Location
- Gibbon, Minnesota (district office) Sibley County, 55335 United States
- Coordinates: 44°32′4″N 94°31′19″W﻿ / ﻿44.53444°N 94.52194°W

District information
- Type: Public
- Motto: Fostering Lifelong Learners in a Caring Environment^{[citation needed]}
- Grades: PK – 12
- Established: 1987
- Superintendent: Jeff Horton
- Schools: Elementary (1), High (1)
- NCES District ID: 2712580

Students and staff
- Students: 788
- Teachers: 58.56
- Staff: 49.23
- Student–teacher ratio: 13.46
- Athletic conference: Tomahawk (most sports), Gopher Valley AA (football)
- District mascot: Thunderbirds
- Colors: Red, black, and gold

Other information
- District Song: Notre Dame Victory March
- MDE ID: 2365
- MSHSL ID: 520
- Website: http://www.gfw.k12.mn.us

= GFW Schools =

School district in Minnesota, United States

GFW Schools is an independent public school district in south central Minnesota. Originally formed to serve the communities of Gibbon, Fairfax and Winthrop, the district has expanded over time to encompasses large portions of other surrounding communities, including:

- Lafayette: GFW sponsors the Lafayette Charter School.
- Brownton and Stewart: GFW absorbed much of the former McLeod County West school district.

== Schools ==
The district consists of two schools (before 2020, one was in each of the original three communities):

- GFW Elementary School (also the district office) - K-5
- GFW High School - 6–12

The middle school in Fairfax, Minnesota was closed following the 2019-2020 school year where the 6-8th grades were brought to Winthrop.

== School Board ==
The district's school board consists of six members (two from each of the three communities). The term of office is four years.

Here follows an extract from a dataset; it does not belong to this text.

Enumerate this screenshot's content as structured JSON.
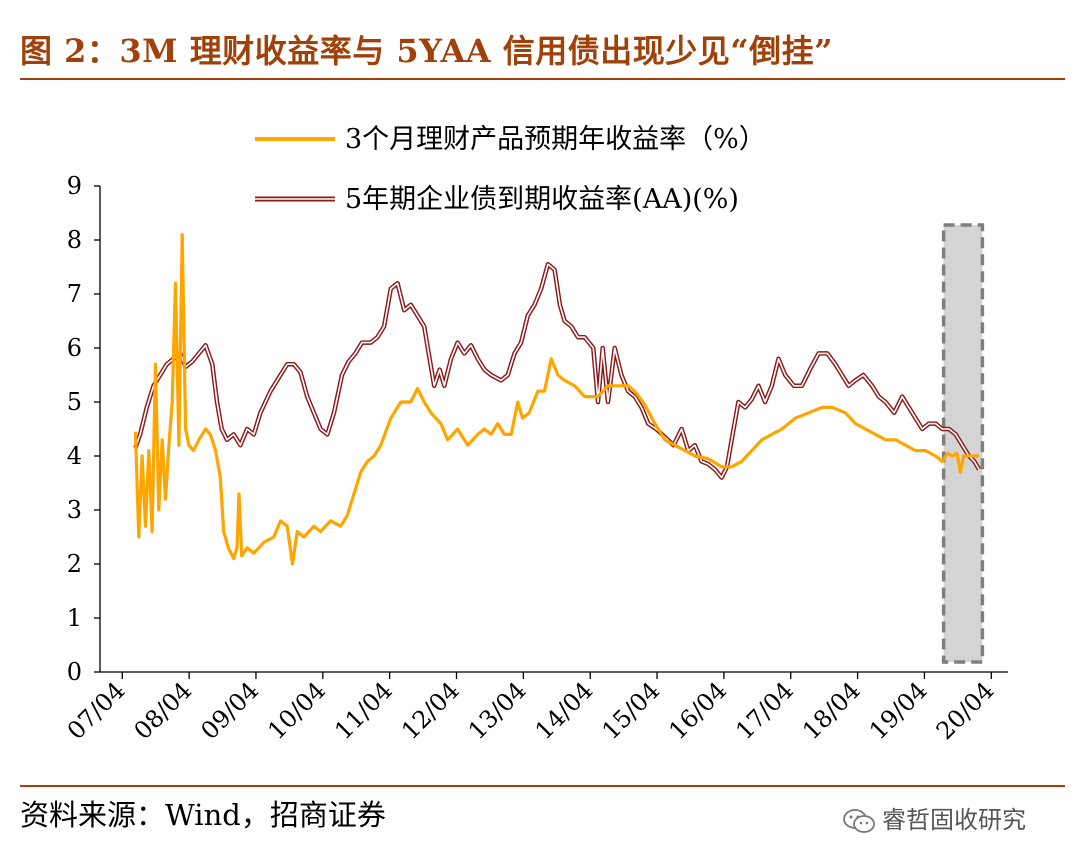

== Technology Initiatives ==

===Interactive Cable TV (ICTV) System===
Launched in 1985, the Sibley County Interactive Cable TV System was a groundbreaking form of distance education using interactive television that drew national media attention.

===iPad Initiative===
Launched in 2010, the iPad Initiative made GFW one of the first schools in the nation to provide all of its high school students with iPads. Because of this, it became known as a pioneer in making the switch from physical textbooks to electronic textbooks, and consequently gained local and national press coverage.

For its trailblazing efforts, GFW was awarded the Apple Distinguished School award by Apple for the 2010-2011 school year.